Le rythme de l’accumulation ne peut être laissé au libre jugement des entreprises séparées. C’est pour cela que le Congrès Général des Conseils d’Entreprises doit fixer une règle générale qui fera loi pour l’ensemble de l’appareil économique. Le Congrès pourrait décider, par exemple, que l’accroissement ne peut excéder 10% des moyens de production et des matières premières. Chaque entreprise saura alors jusqu’où elle peut aller sans risquer de troubler l’équilibre économique. Il est évident que toutes les entreprises ne seront pas obligées d’utiliser cette marge de 10%. Par contre, il en est d’autres, dans des branches d’industries déficitaires, par exemple, qui seront peut-être forcées de dépasser la norme pour adapter la production aux besoins. Dans ce cas, ces entreprises peuvent transmettre à d’autres la marge d’extension qu’elles ne désirent pas utiliser pour elles-mêmes. Il est certain qu’au début, des tâtonnements voire des erreurs sont inévitables ; aussi l’équilibre entre la production et la consommation ne se place pas au début de la transformation économique. L’essentiel en cela est que les organisations d’entreprises conservent entre leurs mains la direction de la vie économique.

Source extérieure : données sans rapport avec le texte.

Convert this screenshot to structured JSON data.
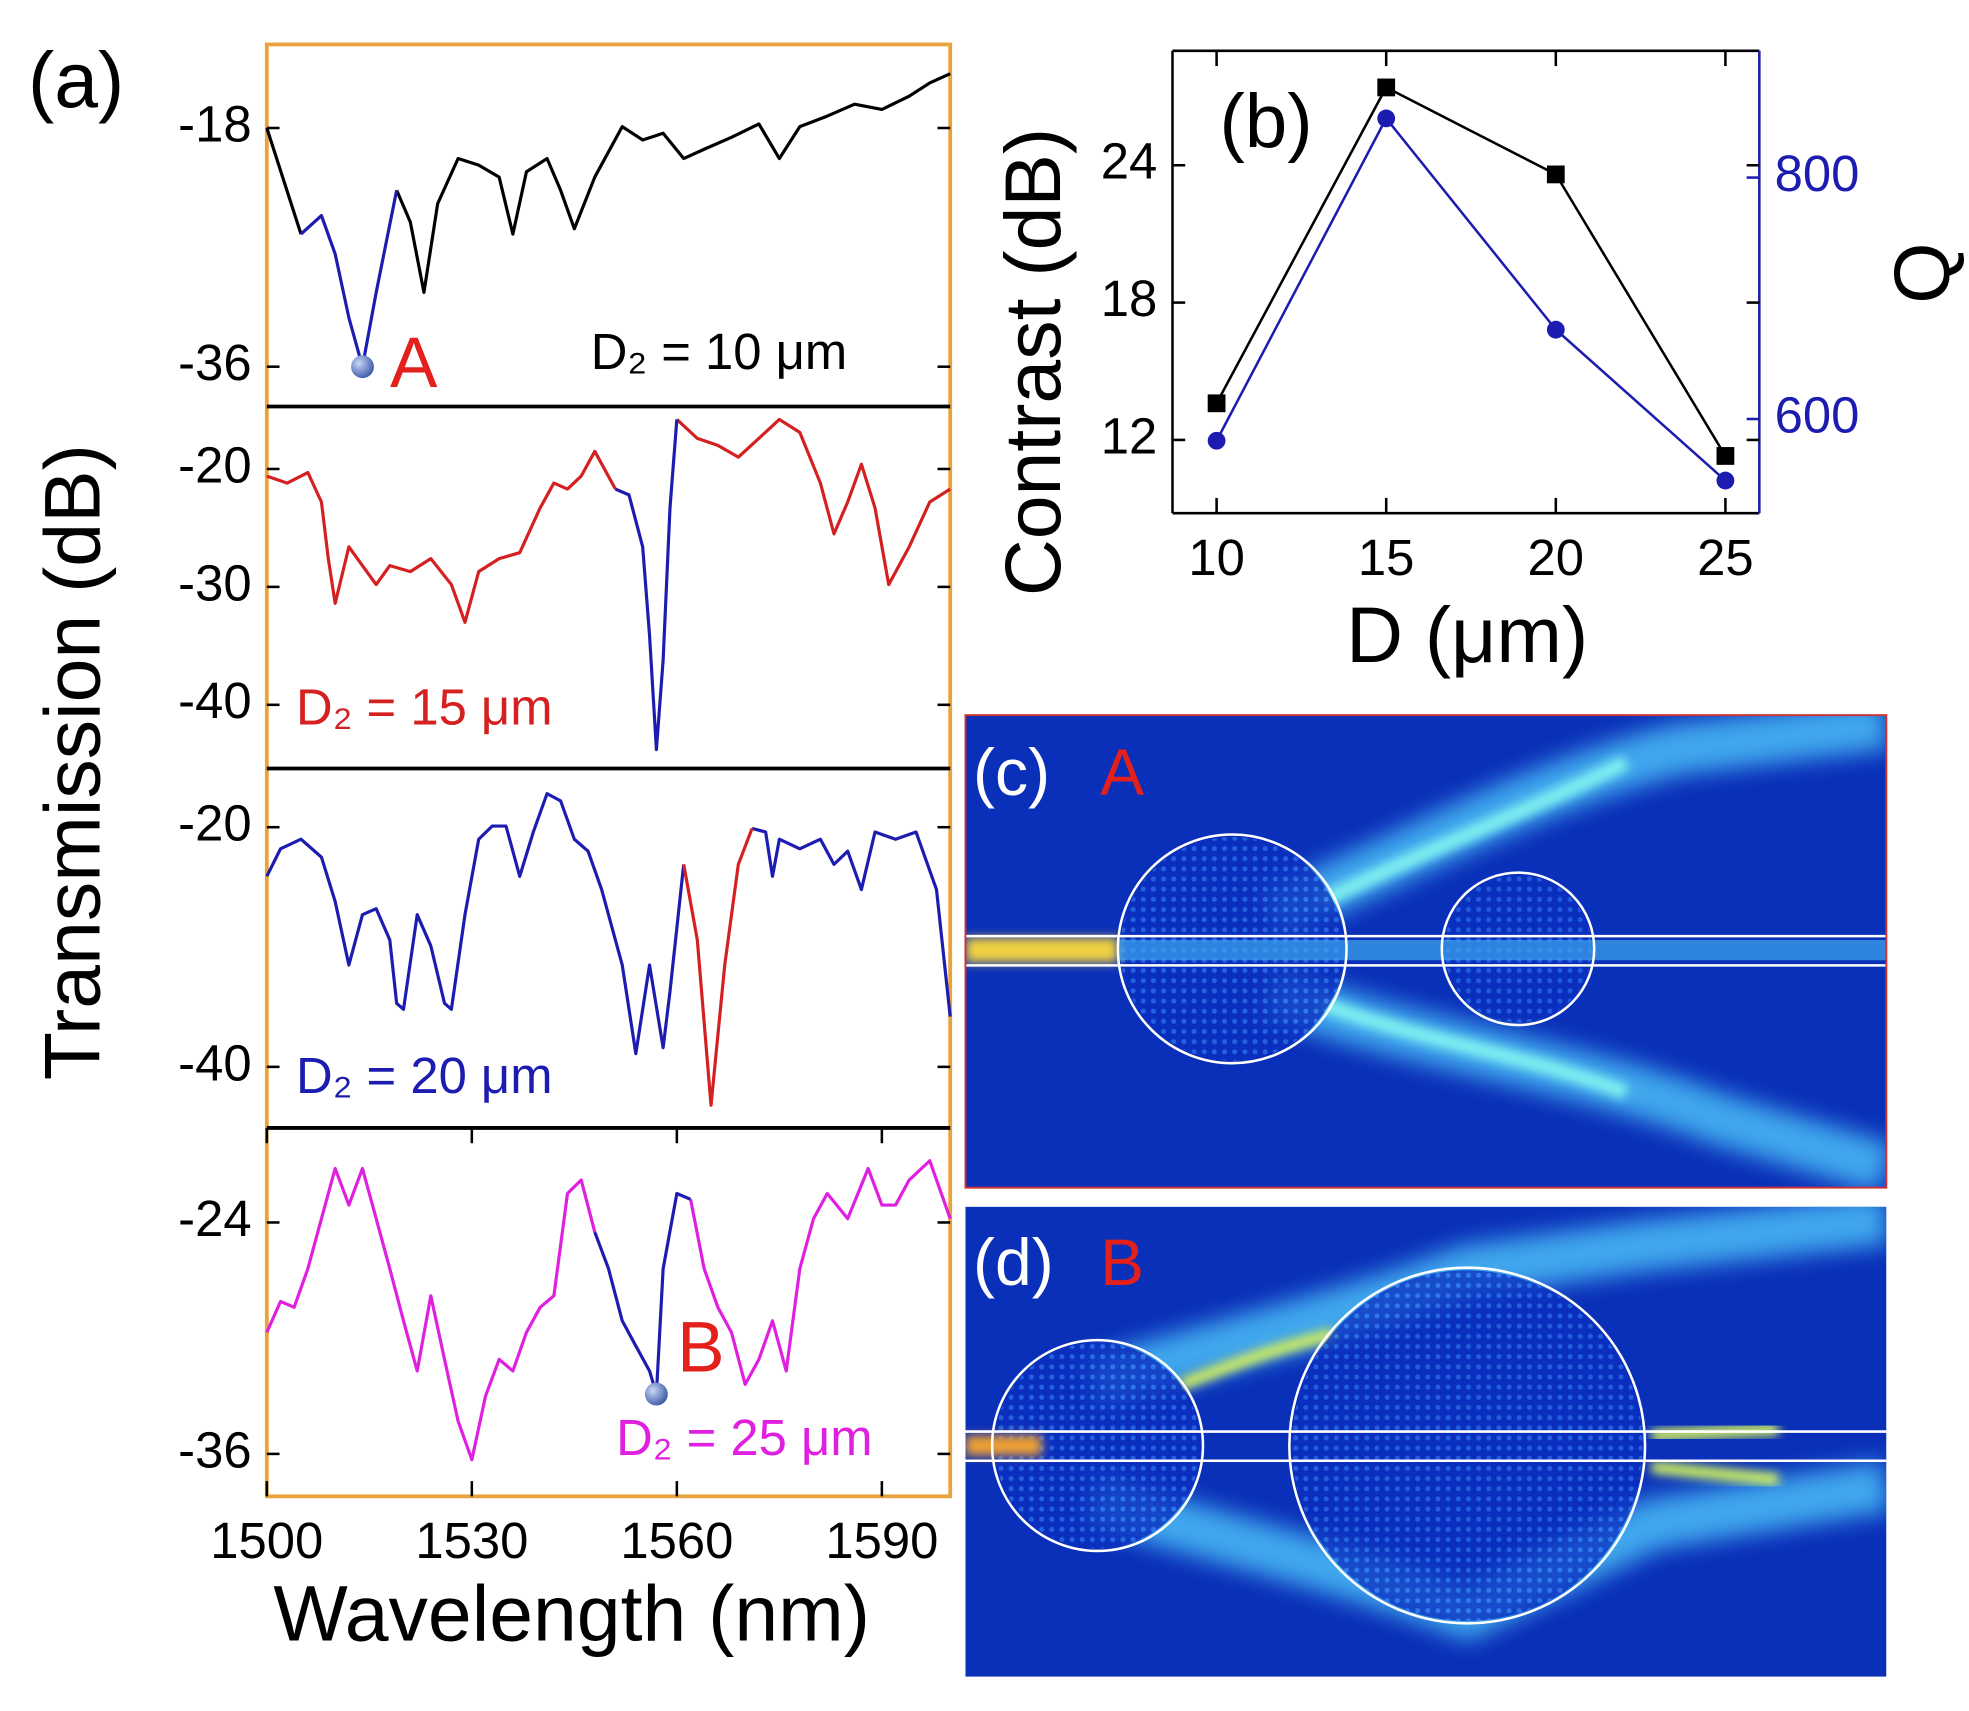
{
  "chart_data": [
    {
      "type": "line",
      "panel_label": "(a)",
      "ylabel": "Transmission (dB)",
      "x": [
        1500,
        1505,
        1508,
        1510,
        1512,
        1514,
        1516,
        1519,
        1521,
        1523,
        1525,
        1528,
        1531,
        1534,
        1536,
        1538,
        1541,
        1543,
        1545,
        1548,
        1552,
        1555,
        1558,
        1561,
        1564,
        1568,
        1572,
        1575,
        1578,
        1582,
        1586,
        1590,
        1594,
        1597,
        1600
      ],
      "series": [
        {
          "color": "#000000",
          "values": [
            -18,
            -26.0,
            null,
            null,
            null,
            null,
            null,
            -22.7,
            -25.1,
            -30.4,
            -23.7,
            -20.3,
            -20.8,
            -21.7,
            -26.0,
            -21.3,
            -20.3,
            -22.7,
            -25.6,
            -21.7,
            -17.9,
            -18.9,
            -18.4,
            -20.3,
            -19.6,
            -18.7,
            -17.7,
            -20.3,
            -17.9,
            -17.1,
            -16.2,
            -16.6,
            -15.6,
            -14.6,
            -13.9
          ]
        },
        {
          "color": "#1c1cb0",
          "values": [
            null,
            -26.0,
            -24.6,
            -27.5,
            -32.3,
            -36,
            -30.4,
            -22.7,
            null,
            null,
            null,
            null,
            null,
            null,
            null,
            null,
            null,
            null,
            null,
            null,
            null,
            null,
            null,
            null,
            null,
            null,
            null,
            null,
            null,
            null,
            null,
            null,
            null,
            null,
            null
          ]
        }
      ],
      "point_marker": true,
      "xlim": [
        1500,
        1600
      ],
      "ylim": [
        -39,
        -11.7
      ],
      "yticks": [
        -18,
        -36
      ],
      "annotations": [
        {
          "text": "A",
          "color": "#e3201b"
        },
        {
          "text": "D₂ = 10 μm",
          "color": "#000000"
        }
      ]
    },
    {
      "type": "line",
      "x": [
        1500,
        1503,
        1506,
        1508,
        1509,
        1510,
        1512,
        1514,
        1516,
        1518,
        1521,
        1524,
        1527,
        1529,
        1531,
        1534,
        1537,
        1540,
        1542,
        1544,
        1546,
        1548,
        1551,
        1553,
        1555,
        1556,
        1557,
        1558,
        1559,
        1560,
        1563,
        1566,
        1569,
        1572,
        1575,
        1578,
        1581,
        1583,
        1585,
        1587,
        1589,
        1591,
        1594,
        1597,
        1600
      ],
      "series": [
        {
          "color": "#d42020",
          "values": [
            -20.6,
            -21.2,
            -20.3,
            -22.8,
            -27.6,
            -31.4,
            -26.6,
            -28.2,
            -29.8,
            -28.2,
            -28.7,
            -27.6,
            -29.8,
            -33.0,
            -28.7,
            -27.6,
            -27.1,
            -23.3,
            -21.2,
            -21.7,
            -20.6,
            -18.5,
            -21.7,
            null,
            null,
            null,
            null,
            null,
            null,
            -15.8,
            -17.4,
            -18.0,
            -19.0,
            -17.4,
            -15.8,
            -16.9,
            -21.2,
            -25.5,
            -22.8,
            -19.6,
            -23.3,
            -29.8,
            -26.6,
            -22.8,
            -21.7
          ]
        },
        {
          "color": "#1c1cb0",
          "values": [
            null,
            null,
            null,
            null,
            null,
            null,
            null,
            null,
            null,
            null,
            null,
            null,
            null,
            null,
            null,
            null,
            null,
            null,
            null,
            null,
            null,
            null,
            -21.7,
            -22.2,
            -26.6,
            -34.1,
            -43.8,
            -36.2,
            -23.3,
            -15.8,
            null,
            null,
            null,
            null,
            null,
            null,
            null,
            null,
            null,
            null,
            null,
            null,
            null,
            null,
            null
          ]
        }
      ],
      "xlim": [
        1500,
        1600
      ],
      "ylim": [
        -45.4,
        -14.7
      ],
      "yticks": [
        -20,
        -30,
        -40
      ],
      "annotations": [
        {
          "text": "D₂ = 15 μm",
          "color": "#d42020"
        }
      ]
    },
    {
      "type": "line",
      "x": [
        1500,
        1502,
        1505,
        1508,
        1510,
        1512,
        1514,
        1516,
        1518,
        1519,
        1520,
        1522,
        1524,
        1526,
        1527,
        1529,
        1531,
        1533,
        1535,
        1537,
        1539,
        1541,
        1543,
        1545,
        1547,
        1549,
        1552,
        1554,
        1556,
        1558,
        1559,
        1561,
        1563,
        1565,
        1567,
        1569,
        1571,
        1573,
        1574,
        1575,
        1578,
        1581,
        1583,
        1585,
        1587,
        1589,
        1592,
        1595,
        1598,
        1600
      ],
      "series": [
        {
          "color": "#1c1cb0",
          "values": [
            -24.1,
            -21.8,
            -21.0,
            -22.5,
            -26.2,
            -31.5,
            -27.3,
            -26.8,
            -29.4,
            -34.7,
            -35.2,
            -27.3,
            -29.9,
            -34.7,
            -35.2,
            -27.3,
            -21.0,
            -19.9,
            -19.9,
            -24.1,
            -20.4,
            -17.2,
            -17.8,
            -21.0,
            -22.0,
            -25.2,
            -31.5,
            -38.9,
            -31.5,
            -38.4,
            -33.7,
            -23.1,
            null,
            null,
            null,
            null,
            -20.1,
            -20.4,
            -24.1,
            -21.0,
            -21.8,
            -21.0,
            -23.1,
            -22.0,
            -25.2,
            -20.4,
            -21.0,
            -20.4,
            -25.2,
            -35.8
          ]
        },
        {
          "color": "#d42020",
          "values": [
            null,
            null,
            null,
            null,
            null,
            null,
            null,
            null,
            null,
            null,
            null,
            null,
            null,
            null,
            null,
            null,
            null,
            null,
            null,
            null,
            null,
            null,
            null,
            null,
            null,
            null,
            null,
            null,
            null,
            null,
            null,
            -23.1,
            -29.4,
            -43.2,
            -31.5,
            -23.1,
            -20.1,
            null,
            null,
            null,
            null,
            null,
            null,
            null,
            null,
            null,
            null,
            null,
            null,
            null
          ]
        }
      ],
      "xlim": [
        1500,
        1600
      ],
      "ylim": [
        -45.1,
        -15.1
      ],
      "yticks": [
        -20,
        -40
      ],
      "annotations": [
        {
          "text": "D₂ = 20 μm",
          "color": "#1c1cb0"
        }
      ]
    },
    {
      "type": "line",
      "xlabel": "Wavelength (nm)",
      "x": [
        1500,
        1502,
        1504,
        1506,
        1508,
        1510,
        1512,
        1514,
        1516,
        1518,
        1520,
        1522,
        1524,
        1526,
        1528,
        1530,
        1532,
        1534,
        1536,
        1538,
        1540,
        1542,
        1544,
        1546,
        1548,
        1550,
        1552,
        1554,
        1556,
        1557,
        1558,
        1560,
        1562,
        1564,
        1566,
        1568,
        1570,
        1572,
        1574,
        1576,
        1578,
        1580,
        1582,
        1585,
        1588,
        1590,
        1592,
        1594,
        1597,
        1600
      ],
      "series": [
        {
          "color": "#e020e0",
          "values": [
            -29.7,
            -28.1,
            -28.4,
            -26.4,
            -23.8,
            -21.2,
            -23.1,
            -21.2,
            -23.8,
            -26.4,
            -29.1,
            -31.7,
            -27.8,
            -31.1,
            -34.3,
            -36.3,
            -33.0,
            -31.1,
            -31.7,
            -29.7,
            -28.4,
            -27.8,
            -22.5,
            -21.8,
            -24.5,
            null,
            null,
            null,
            null,
            null,
            null,
            null,
            -22.8,
            -26.4,
            -28.4,
            -29.7,
            -32.4,
            -31.1,
            -29.1,
            -31.7,
            -26.4,
            -23.8,
            -22.5,
            -23.8,
            -21.2,
            -23.1,
            -23.1,
            -21.8,
            -20.8,
            -23.8
          ]
        },
        {
          "color": "#1c1cb0",
          "values": [
            null,
            null,
            null,
            null,
            null,
            null,
            null,
            null,
            null,
            null,
            null,
            null,
            null,
            null,
            null,
            null,
            null,
            null,
            null,
            null,
            null,
            null,
            null,
            null,
            -24.5,
            -26.4,
            -29.1,
            -30.4,
            -31.7,
            -32.9,
            -26.4,
            -22.5,
            -22.8,
            null,
            null,
            null,
            null,
            null,
            null,
            null,
            null,
            null,
            null,
            null,
            null,
            null,
            null,
            null,
            null,
            null
          ]
        }
      ],
      "point_marker": true,
      "xlim": [
        1500,
        1600
      ],
      "xticks": [
        1500,
        1530,
        1560,
        1590
      ],
      "ylim": [
        -38.2,
        -19.1
      ],
      "yticks": [
        -24,
        -36
      ],
      "annotations": [
        {
          "text": "B",
          "color": "#e3201b"
        },
        {
          "text": "D₂ = 25 μm",
          "color": "#e020e0"
        }
      ]
    },
    {
      "type": "line",
      "panel_label": "(b)",
      "xlabel": "D (μm)",
      "ylabel": "Contrast (dB)",
      "y2label": "Q",
      "x": [
        10,
        15,
        20,
        25
      ],
      "series": [
        {
          "color": "#000000",
          "marker": "square",
          "values": [
            13.6,
            27.4,
            23.6,
            11.3
          ]
        },
        {
          "color": "#1c1cb0",
          "marker": "circle",
          "axis": "y2",
          "values": [
            582,
            849,
            674,
            549
          ]
        }
      ],
      "xlim": [
        8.7,
        26
      ],
      "xticks": [
        10,
        15,
        20,
        25
      ],
      "ylim": [
        8.8,
        29
      ],
      "yticks": [
        12,
        18,
        24
      ],
      "y2lim": [
        522,
        905
      ],
      "y2ticks": [
        600,
        800
      ]
    }
  ],
  "images": [
    {
      "label": "(c)",
      "marker": "A"
    },
    {
      "label": "(d)",
      "marker": "B"
    }
  ]
}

Reste à déterminer l’influence de l’accumulation sur le taux de paiement. Nous admettions qu’une quantité de produits équivalant à un dixième (10%) des moyens de production et des matières premières serait consacrée à l’extension de la production, soit 0,10 x 758 millions d’heures de travail (108 millions MO + 650 millions MA), ce qui fait 75,8 millions. Ces 75,8 millions représentent les douze centièmes de 650 millions (le fonds total de consommation). Comme d’après nos calculs [2] le taux de paiement s’établissait à 0,83, il devient, après amputation de la retenue nécessaire à l’accumulation, 0,83 - 0,12 = 0,71. Pour une semaine de quarante heures de travail, le travailleur touchera donc 0,71 x 40 = 28,4 heures d’argent de consommation.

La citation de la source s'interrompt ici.